The movies gave us the evocative cliffhanger and flashback. Cliffhanger first appeared in the Hollywood trade journal Variety in 1931, referring to the popular serial films that ended each episode with the hero or heroine in peril – tied to railroad tracks with the train approaching, surrounded by bandits, or, as in the blockbuster silent film “The Perils of Pauline,” literally hanging off a cliff. By the 1950s, the word had expanded to refer to “a contest whose outcome is in doubt up to the very end” – a close sports game, for example – or, even more broadly, any “suspenseful situation,” according to Merriam-Webster. 

Flashback also debuted in Variety, describing the film technique of making an abrupt jump back to previous events. While interrupting a chronological sequence to go back in time is an ancient narrative technique, flashback first appeared in 1916. Today a particularly vivid memory can be called a “flashback” as well.

Various “curtain” idioms originated in the theater, referring to the large drapery used to signal important junctures in a play’s performance. When the curtain goes up, the performance begins; raise the curtain figuratively means to start something. At that point, what’s behind the curtain is revealed – raise or lift the curtain can also mean “to make something public, disclose.” When the curtain goes down, it indicates the play is over; to bring the curtain down is to end something. If the audience has really enjoyed the performance, they may clap so loudly that the actors come out to do one or more curtain calls, bowing all over again in acknowledgment. The final curtain call, or simply the final curtain, is the absolute end of the play, and is often metaphorically used to mean “death.”

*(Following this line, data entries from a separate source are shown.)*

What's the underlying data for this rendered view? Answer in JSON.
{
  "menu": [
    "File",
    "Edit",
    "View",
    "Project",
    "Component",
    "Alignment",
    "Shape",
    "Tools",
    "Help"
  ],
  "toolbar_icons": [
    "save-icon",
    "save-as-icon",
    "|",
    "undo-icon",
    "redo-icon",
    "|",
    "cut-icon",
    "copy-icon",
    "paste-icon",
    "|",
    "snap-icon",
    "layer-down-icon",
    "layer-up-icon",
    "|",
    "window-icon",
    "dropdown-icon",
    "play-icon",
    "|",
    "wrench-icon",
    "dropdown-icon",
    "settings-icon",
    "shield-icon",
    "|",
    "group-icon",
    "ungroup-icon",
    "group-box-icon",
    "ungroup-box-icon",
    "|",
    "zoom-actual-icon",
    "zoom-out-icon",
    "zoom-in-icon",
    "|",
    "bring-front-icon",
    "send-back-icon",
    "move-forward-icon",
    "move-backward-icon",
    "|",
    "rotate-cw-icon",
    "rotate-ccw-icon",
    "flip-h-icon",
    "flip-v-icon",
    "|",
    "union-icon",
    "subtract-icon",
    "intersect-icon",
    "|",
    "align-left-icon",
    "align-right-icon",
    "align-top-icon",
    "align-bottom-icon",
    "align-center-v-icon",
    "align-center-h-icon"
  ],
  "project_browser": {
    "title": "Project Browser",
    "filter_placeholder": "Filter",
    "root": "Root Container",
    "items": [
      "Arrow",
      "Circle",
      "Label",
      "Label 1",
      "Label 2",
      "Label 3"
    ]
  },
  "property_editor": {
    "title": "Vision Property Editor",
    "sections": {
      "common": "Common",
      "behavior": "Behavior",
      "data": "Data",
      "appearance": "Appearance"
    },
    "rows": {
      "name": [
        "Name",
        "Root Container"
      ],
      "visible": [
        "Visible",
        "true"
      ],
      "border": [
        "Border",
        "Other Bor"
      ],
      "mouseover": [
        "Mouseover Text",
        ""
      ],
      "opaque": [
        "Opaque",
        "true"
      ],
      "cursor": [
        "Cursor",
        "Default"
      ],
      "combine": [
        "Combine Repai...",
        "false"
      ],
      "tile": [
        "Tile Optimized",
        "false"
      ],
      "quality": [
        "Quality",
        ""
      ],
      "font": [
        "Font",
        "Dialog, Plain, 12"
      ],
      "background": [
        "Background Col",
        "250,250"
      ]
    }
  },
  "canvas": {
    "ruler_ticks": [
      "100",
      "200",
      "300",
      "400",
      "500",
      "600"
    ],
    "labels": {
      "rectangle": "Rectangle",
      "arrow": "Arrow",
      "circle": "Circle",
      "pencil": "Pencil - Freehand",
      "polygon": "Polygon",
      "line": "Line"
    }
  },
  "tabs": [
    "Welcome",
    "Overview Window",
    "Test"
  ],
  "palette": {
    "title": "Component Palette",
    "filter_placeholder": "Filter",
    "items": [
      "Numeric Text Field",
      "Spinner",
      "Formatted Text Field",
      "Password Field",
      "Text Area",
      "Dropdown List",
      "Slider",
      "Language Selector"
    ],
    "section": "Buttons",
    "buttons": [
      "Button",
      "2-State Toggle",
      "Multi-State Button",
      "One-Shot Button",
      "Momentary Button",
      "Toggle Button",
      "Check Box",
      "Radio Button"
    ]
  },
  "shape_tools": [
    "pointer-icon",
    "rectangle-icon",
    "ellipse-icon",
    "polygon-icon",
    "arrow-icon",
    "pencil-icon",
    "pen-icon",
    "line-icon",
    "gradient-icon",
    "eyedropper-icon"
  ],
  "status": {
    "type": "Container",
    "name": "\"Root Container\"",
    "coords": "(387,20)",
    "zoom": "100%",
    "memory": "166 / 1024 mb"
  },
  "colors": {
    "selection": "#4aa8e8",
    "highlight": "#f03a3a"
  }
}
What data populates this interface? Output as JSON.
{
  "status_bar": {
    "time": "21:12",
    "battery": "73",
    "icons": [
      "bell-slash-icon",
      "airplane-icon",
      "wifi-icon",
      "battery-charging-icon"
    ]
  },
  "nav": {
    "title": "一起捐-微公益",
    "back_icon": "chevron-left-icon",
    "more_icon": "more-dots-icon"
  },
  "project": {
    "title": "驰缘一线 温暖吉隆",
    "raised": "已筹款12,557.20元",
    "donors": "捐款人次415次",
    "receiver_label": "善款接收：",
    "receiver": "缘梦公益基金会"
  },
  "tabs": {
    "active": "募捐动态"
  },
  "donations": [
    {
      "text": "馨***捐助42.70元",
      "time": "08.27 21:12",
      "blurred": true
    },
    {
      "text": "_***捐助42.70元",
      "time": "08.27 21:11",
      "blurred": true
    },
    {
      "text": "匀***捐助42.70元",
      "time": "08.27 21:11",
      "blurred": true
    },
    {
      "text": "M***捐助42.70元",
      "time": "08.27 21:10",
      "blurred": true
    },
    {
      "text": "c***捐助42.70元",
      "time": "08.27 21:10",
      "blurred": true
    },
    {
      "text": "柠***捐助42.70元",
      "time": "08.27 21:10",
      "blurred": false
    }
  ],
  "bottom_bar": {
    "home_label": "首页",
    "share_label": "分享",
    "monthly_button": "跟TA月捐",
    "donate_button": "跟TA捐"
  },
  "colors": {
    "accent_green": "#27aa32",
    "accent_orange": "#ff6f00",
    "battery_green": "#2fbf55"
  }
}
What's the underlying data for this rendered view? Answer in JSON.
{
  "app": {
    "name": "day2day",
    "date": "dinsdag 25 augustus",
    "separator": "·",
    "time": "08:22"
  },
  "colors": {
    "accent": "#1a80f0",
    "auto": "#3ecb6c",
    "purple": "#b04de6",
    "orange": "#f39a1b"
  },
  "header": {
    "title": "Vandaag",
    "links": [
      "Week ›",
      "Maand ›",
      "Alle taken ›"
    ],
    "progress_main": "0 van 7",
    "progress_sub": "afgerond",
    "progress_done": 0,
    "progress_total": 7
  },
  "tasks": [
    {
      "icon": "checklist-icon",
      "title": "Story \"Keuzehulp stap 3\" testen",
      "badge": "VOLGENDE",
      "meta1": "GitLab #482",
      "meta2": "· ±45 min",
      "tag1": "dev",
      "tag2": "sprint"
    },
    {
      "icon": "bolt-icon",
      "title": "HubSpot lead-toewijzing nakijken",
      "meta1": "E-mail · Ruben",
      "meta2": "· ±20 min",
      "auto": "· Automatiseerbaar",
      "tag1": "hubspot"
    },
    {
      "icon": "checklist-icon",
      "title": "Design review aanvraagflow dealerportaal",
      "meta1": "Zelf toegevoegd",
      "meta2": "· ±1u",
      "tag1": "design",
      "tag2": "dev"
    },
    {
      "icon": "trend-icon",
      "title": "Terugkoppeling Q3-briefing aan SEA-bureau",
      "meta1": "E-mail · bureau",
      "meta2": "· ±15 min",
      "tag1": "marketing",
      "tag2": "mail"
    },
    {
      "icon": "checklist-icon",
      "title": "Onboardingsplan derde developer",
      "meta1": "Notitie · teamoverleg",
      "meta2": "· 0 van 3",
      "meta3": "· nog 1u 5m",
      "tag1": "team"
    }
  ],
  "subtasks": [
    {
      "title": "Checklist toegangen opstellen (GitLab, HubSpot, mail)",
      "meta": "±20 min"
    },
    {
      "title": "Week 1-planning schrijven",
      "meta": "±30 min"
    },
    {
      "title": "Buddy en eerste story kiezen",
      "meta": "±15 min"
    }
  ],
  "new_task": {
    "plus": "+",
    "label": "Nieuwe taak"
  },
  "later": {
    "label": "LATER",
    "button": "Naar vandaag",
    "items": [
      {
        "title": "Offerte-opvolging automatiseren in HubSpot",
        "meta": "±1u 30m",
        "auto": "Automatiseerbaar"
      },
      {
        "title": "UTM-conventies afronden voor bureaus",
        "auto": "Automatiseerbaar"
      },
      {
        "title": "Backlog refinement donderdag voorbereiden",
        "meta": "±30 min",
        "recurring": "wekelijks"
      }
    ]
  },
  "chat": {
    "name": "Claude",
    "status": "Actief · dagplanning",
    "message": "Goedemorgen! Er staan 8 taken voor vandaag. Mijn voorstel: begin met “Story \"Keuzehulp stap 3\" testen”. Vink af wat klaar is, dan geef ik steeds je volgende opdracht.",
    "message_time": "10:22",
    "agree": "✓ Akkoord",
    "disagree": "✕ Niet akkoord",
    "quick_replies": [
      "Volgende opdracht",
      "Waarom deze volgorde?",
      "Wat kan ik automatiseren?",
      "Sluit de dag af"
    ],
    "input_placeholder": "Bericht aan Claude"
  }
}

Musicians may perform an “encore” during the curtain call. Encore is a common French word meaning “again” or “more,” but in English has a much narrower sense. In 18th-century Britain, audiences began to call out “Encore!” and “Ancora!”(“again” in Italian) when they wanted to hear more from the performers. Ancora has mostly fallen by the wayside, but encore has become an English noun: “a reappearance or additional performance demanded by an audience.” More generally, it can be applied to any repeat performance or “second act,” as in the “encore careers” that some people begin later in life after retirement from their first job.